Many young people lack financial literacy and money management skills implying a need for educational programs to help young adult emerge a better adult hood to handle their financial affairs.
Almost a third of young adults were found to be “financially precarious” because they had poor financial literacy and lacked money management skills and income stability. Only 22 percent of the 18- to 24-year-olds in the study sample were deemed to be financially stable
Sinha and co-authors kelvin Tan and Min Zhan, both social work professors, studied the financial attributes and behavioral patterns of emerging adults. They were classified into groups: financially precarious, at risk, striving or stable.
These individuals were better at planning and managing their finances, had checking or savings accounts in mainstream banks and were against the use costly alternative financial services such as payday lenders. They also were more likely to be white males who were employed and college educated.
About 36 percent of the people were deemed to be “financially at risk” because they had experienced a significant, unexpected drop in income during the prior year. In the same way, some of them in the financially striving category, which composed 10 percent of the sample, struggled with money-management behaviors such as budgeting and credit card usage.

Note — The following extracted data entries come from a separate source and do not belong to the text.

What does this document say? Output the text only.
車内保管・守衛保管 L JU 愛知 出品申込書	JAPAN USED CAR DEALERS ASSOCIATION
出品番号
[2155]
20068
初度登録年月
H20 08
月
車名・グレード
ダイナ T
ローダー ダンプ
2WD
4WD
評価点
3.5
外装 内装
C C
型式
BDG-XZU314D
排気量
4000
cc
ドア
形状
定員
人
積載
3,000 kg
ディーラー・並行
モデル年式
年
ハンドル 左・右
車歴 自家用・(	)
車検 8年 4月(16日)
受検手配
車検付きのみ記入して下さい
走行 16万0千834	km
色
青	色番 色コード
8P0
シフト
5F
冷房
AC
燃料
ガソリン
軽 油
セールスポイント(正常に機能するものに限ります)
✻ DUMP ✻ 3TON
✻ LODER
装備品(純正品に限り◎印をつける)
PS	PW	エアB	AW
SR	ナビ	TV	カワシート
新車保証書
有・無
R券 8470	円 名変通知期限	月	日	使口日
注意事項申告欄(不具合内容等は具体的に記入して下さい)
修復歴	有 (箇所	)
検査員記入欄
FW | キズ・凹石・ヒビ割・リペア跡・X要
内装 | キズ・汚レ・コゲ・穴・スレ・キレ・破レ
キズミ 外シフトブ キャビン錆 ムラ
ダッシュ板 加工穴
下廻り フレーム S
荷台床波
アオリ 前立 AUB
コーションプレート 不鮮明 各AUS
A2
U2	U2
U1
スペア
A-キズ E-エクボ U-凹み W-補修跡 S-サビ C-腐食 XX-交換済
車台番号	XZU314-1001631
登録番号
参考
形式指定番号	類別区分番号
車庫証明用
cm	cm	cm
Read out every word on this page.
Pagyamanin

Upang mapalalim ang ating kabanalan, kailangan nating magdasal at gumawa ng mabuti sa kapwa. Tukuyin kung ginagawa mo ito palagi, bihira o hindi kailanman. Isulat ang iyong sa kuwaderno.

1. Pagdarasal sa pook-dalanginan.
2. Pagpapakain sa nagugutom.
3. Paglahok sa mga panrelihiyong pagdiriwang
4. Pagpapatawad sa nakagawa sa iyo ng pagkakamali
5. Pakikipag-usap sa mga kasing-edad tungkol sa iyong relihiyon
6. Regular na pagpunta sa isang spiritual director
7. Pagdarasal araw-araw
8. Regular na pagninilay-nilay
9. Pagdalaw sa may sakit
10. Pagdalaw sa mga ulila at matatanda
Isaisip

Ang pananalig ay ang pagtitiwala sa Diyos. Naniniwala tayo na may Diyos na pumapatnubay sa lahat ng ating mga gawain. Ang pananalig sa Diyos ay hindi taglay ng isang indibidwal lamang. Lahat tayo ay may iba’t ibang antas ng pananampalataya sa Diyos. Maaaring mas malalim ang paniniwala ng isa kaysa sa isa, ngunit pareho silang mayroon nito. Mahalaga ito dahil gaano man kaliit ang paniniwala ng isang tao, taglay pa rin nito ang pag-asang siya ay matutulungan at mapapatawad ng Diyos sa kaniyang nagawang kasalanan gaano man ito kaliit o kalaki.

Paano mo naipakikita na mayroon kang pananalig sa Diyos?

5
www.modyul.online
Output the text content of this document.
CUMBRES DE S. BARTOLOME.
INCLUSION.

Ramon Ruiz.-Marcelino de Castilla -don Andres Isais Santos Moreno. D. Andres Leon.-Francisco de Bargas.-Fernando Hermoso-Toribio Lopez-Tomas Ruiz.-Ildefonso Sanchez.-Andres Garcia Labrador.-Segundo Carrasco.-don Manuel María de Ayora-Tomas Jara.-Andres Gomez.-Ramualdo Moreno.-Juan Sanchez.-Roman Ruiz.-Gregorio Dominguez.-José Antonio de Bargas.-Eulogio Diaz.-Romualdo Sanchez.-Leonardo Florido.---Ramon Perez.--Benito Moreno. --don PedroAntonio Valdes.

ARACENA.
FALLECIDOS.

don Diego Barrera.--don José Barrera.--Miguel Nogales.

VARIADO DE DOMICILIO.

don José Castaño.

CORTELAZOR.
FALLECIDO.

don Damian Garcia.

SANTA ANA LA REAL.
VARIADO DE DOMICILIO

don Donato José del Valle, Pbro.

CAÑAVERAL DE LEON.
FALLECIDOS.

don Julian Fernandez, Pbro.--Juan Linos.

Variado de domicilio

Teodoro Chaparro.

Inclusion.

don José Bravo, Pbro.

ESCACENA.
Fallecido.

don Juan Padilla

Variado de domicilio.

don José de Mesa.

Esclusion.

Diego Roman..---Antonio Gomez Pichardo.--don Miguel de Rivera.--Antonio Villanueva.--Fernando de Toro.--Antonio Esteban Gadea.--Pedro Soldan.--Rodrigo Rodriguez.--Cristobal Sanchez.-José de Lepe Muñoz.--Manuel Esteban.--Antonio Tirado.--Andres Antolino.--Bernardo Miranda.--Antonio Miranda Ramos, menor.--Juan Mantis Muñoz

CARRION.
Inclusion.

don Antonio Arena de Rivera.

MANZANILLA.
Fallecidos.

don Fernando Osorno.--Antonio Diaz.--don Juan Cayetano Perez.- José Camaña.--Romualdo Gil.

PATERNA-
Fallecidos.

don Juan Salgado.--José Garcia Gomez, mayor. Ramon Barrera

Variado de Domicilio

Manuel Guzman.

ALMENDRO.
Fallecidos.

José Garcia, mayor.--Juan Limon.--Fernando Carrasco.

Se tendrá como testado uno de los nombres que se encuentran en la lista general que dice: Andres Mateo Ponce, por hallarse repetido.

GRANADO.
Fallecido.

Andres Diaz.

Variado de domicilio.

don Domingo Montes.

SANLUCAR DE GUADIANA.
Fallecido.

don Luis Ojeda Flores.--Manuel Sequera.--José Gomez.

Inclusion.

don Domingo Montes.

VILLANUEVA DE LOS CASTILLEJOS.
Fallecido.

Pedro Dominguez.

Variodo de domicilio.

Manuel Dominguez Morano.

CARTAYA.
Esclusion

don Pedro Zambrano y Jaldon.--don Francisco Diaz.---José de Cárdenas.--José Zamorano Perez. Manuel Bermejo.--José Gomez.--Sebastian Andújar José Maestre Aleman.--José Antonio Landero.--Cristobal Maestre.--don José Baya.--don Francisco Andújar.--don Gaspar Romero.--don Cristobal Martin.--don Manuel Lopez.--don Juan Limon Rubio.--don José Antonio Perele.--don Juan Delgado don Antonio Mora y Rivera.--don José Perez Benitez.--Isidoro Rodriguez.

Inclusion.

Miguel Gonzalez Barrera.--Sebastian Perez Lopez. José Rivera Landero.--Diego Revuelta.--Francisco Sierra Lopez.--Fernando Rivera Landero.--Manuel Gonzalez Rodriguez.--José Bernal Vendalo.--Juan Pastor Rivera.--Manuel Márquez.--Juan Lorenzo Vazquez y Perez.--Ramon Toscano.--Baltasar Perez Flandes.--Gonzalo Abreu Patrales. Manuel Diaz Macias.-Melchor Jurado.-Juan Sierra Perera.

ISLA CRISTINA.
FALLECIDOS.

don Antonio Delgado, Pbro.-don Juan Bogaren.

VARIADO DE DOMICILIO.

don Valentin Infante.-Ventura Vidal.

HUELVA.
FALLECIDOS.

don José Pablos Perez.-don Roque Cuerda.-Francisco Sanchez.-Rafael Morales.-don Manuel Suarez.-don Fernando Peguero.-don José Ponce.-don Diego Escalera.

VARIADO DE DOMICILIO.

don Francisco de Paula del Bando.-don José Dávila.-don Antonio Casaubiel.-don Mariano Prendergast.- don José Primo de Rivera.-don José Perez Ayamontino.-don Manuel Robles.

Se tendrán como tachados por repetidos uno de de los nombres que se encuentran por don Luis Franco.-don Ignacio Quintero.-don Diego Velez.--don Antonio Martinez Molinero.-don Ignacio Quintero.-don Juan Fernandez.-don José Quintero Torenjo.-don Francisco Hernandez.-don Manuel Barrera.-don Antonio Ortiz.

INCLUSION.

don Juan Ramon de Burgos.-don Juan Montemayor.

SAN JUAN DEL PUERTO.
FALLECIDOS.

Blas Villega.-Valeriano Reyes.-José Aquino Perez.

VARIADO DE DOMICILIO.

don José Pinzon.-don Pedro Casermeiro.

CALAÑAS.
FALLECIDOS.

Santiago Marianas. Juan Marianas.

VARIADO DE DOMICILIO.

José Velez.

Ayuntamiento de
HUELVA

What differentiated people in the financially precarious and at-risk groups from their others was that they engaged in financial socialization, which the researchers defined as formal or informal learning about financial concepts and prudent money-management behaviors. Even people in the financially stable group were only confident about their financial literacy, “which clearly showed a need to invest more in strengthening the financial capabilities of children and youths. It is alarming that many young people are going into adulthood without adequate financial capabilities to ensure their future well-being and that of their children.”
Young adults should have an understanding of basic economic concepts such as interest rates and inflation, the use of credit cards, financial institutions and alternative financial services to guarantee a better future and prevent a high rate of poverty in your country.